Mel’s strength and drive helped him and Shoshana celebrate every milestone over the years including the very special celebration just one week ago. It was the Bar Mitzvah celebration – 13 years since Mel’s diagnosis, and they celebrated in their home, with the members of the Havurah, davening and singing and coming together to be with Mel – and what a celebration it was, an emotional day yet an extraordinary day, especially when Mel came to the top of the steps to see everyone, to hear everyone singing to him and with him, thanking God for the time they have together, for the gifts in our lives and for sacred relationships.

Leib – Leib has many meanings including the word heart and Mel Silberman had an incredible heart, a very strong heart and a heart that was able to love and feel emotions and to connect to others. Mel had so many people in his life that touched his heart and who gave him strength to continue to fight. He touched the heart of every student or colleague who learned from him. He touched the heart of his care givers in the hospital, at rehab, the hospice nurses and aids. And he touched the heart of his dear family who now feel as if there heart has been broken. All the people in Mel’s life helped to strengthen Mel’s heart so that he was able to fight for so long, until his heart was not able to fight any more. For the past few weeks, since Shoshana brought Mel home, they have been surrounded by their family and dear friends. There has been an outpouring of love and care for each of them and I know they both felt that love in their hearts. During these days, the family has been by Mel’s side. His brother Al and sister in law Jane came to see him. Shoshana, the children and grandchildren have sat with him, fed him, sang with him and crawled into bed with him, to demonstrate their love, and to bring their hearts as close to Mel’s as they could. Mel had an opportunity to be with each of his children and grandchildren, to talk to them, to listen to them and to bless them, moments that will stay with this family for years to come. Until yesterday morning, when Mel passed away, in his home, holding Shoshana’s hand, on Shabbat, the end of his journey, he is now at rest.

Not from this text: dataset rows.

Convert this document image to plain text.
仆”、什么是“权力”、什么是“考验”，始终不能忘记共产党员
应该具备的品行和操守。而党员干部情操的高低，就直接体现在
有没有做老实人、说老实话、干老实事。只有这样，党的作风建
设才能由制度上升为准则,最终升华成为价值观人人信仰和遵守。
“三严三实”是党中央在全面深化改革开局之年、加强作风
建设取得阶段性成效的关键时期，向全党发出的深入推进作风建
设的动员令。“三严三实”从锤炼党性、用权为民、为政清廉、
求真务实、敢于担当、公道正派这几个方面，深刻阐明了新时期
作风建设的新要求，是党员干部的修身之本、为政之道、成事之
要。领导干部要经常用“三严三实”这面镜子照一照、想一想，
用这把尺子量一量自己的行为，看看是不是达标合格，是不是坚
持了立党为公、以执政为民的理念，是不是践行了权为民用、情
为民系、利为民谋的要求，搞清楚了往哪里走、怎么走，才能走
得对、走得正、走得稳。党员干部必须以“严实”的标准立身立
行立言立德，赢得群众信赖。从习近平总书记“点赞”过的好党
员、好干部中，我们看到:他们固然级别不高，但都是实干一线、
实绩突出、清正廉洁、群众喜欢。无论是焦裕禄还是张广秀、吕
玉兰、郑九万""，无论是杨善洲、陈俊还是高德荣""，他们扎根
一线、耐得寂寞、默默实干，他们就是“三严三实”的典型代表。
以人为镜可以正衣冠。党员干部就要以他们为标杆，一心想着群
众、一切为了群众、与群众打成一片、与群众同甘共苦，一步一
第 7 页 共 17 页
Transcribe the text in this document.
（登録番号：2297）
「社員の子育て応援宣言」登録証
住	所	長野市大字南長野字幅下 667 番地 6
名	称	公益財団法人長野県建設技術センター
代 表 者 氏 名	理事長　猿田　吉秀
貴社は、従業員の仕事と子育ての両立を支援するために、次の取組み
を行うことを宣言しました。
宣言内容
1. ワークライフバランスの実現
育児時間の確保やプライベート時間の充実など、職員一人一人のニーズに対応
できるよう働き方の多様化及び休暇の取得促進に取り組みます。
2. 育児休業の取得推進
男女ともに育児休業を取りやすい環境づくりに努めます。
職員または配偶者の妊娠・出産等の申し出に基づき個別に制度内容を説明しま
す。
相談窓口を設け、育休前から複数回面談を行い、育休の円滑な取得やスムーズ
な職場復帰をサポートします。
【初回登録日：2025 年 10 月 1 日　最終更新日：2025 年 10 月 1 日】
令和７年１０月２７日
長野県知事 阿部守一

They say that life is a book, one chapter ends and the next one begins. The life of Mel Silberman, the life of Moshe Aryeh Leib ben Yoel v’Elkah, was an incredible book, a wonderful story, page after page, filled with lessons and messages, narratives and memories, that will continue to be told for years to come. He touched so many lives during his time on this earth, his students and his friends, his health care professionals and his family, all of us were touched by Mel in countless ways.

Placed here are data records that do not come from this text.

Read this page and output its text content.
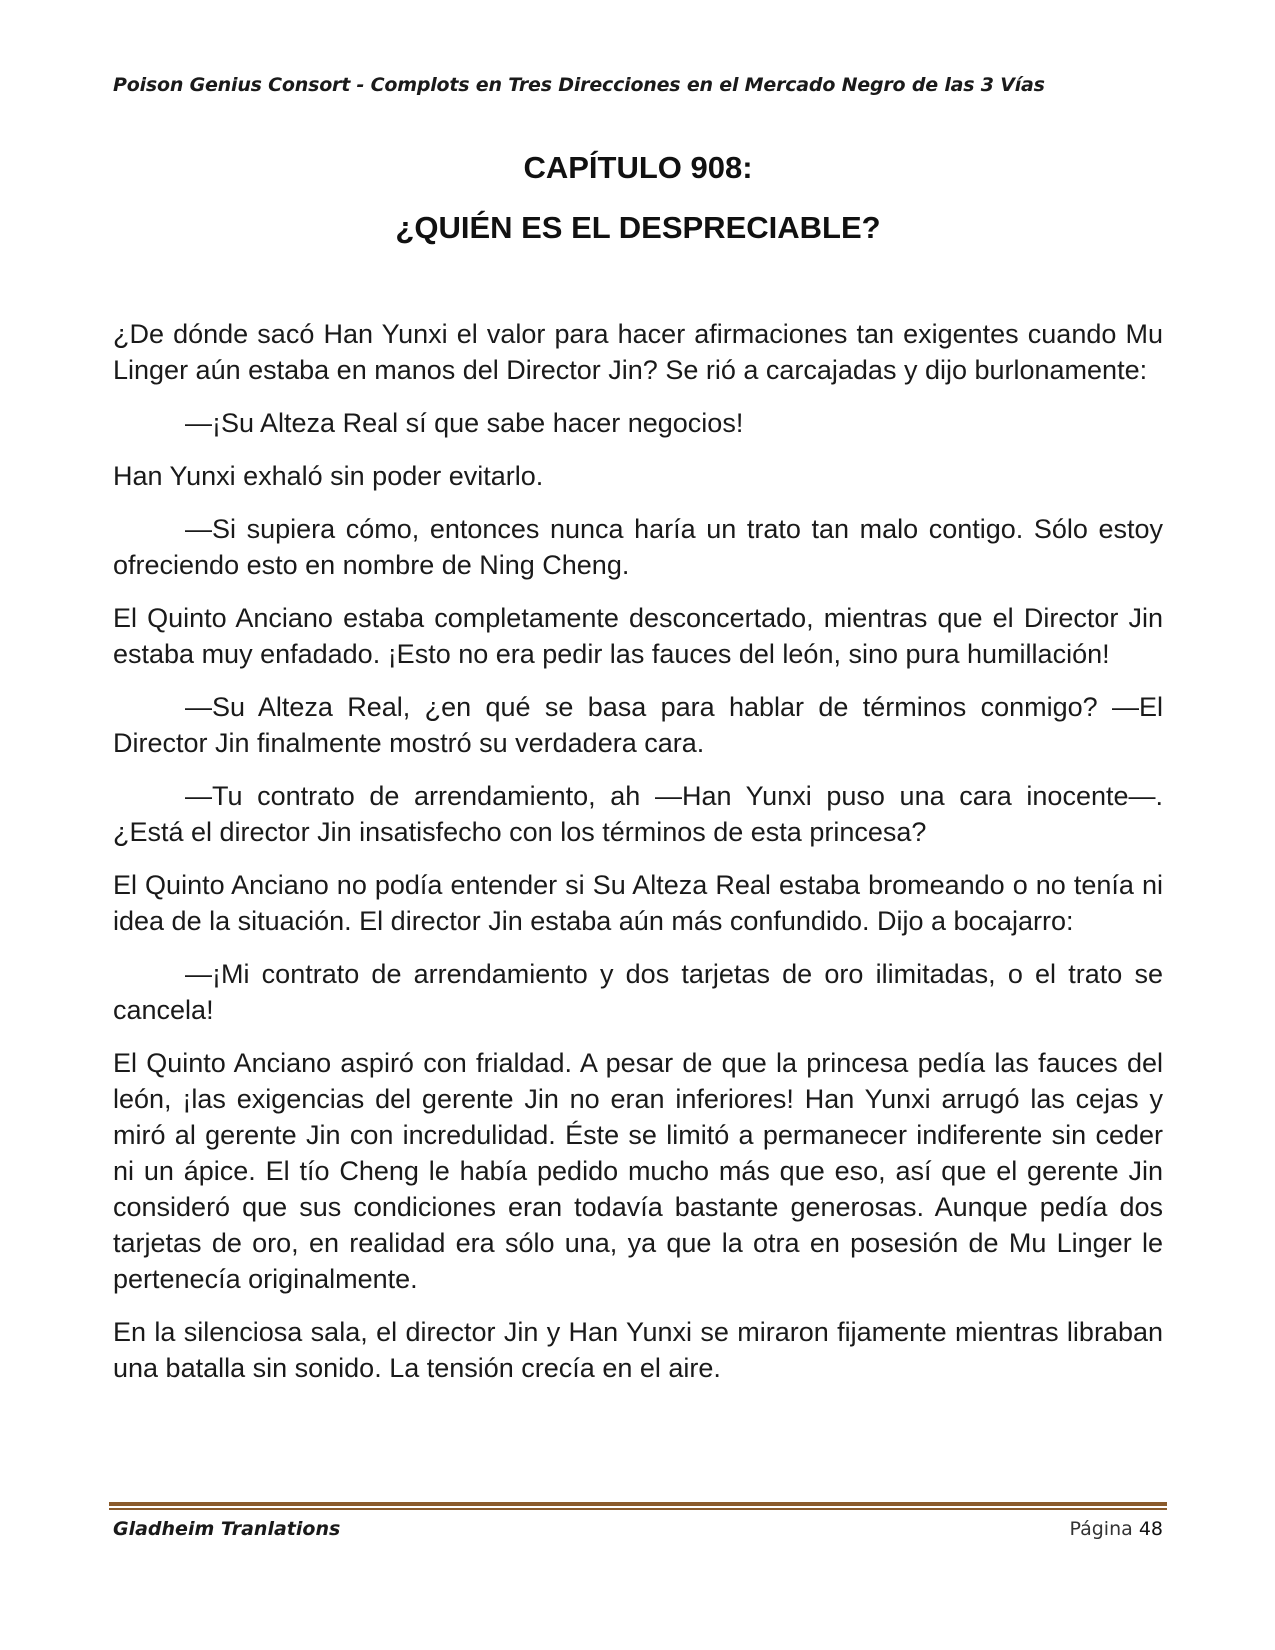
Poison Genius Consort - Complots en Tres Direcciones en el Mercado Negro de las 3 Vías
CAPÍTULO 908:
¿QUIÉN ES EL DESPRECIABLE?

¿De dónde sacó Han Yunxi el valor para hacer afirmaciones tan exigentes cuando Mu Linger aún estaba en manos del Director Jin? Se rió a carcajadas y dijo burlonamente:

—¡Su Alteza Real sí que sabe hacer negocios!

Han Yunxi exhaló sin poder evitarlo.

—Si supiera cómo, entonces nunca haría un trato tan malo contigo. Sólo estoy ofreciendo esto en nombre de Ning Cheng.

El Quinto Anciano estaba completamente desconcertado, mientras que el Director Jin estaba muy enfadado. ¡Esto no era pedir las fauces del león, sino pura humillación!

—Su Alteza Real, ¿en qué se basa para hablar de términos conmigo? —El Director Jin finalmente mostró su verdadera cara.

—Tu contrato de arrendamiento, ah —Han Yunxi puso una cara inocente—. ¿Está el director Jin insatisfecho con los términos de esta princesa?

El Quinto Anciano no podía entender si Su Alteza Real estaba bromeando o no tenía ni idea de la situación. El director Jin estaba aún más confundido. Dijo a bocajarro:

—¡Mi contrato de arrendamiento y dos tarjetas de oro ilimitadas, o el trato se cancela!

El Quinto Anciano aspiró con frialdad. A pesar de que la princesa pedía las fauces del león, ¡las exigencias del gerente Jin no eran inferiores! Han Yunxi arrugó las cejas y miró al gerente Jin con incredulidad. Éste se limitó a permanecer indiferente sin ceder ni un ápice. El tío Cheng le había pedido mucho más que eso, así que el gerente Jin consideró que sus condiciones eran todavía bastante generosas. Aunque pedía dos tarjetas de oro, en realidad era sólo una, ya que la otra en posesión de Mu Linger le pertenecía originalmente.

En la silenciosa sala, el director Jin y Han Yunxi se miraron fijamente mientras libraban una batalla sin sonido. La tensión crecía en el aire.

Gladheim Tranlations	Página 48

Shoshana, Shumel and Sara, Lisa and Daniel, Gabe, Noam, Jonah, Yaakov, Adira, Meir and Chana; to Al and Jane, our heart goes out to you, as you face the challenge of Mel’s passing, of how to continue on without him as you take the lessons he taught you for now and for the rest of your lives. Please know that we are here for you, whatever we can do, in each of your communities as we understand that Mel’s life ends, but his example continues, his legacy survives.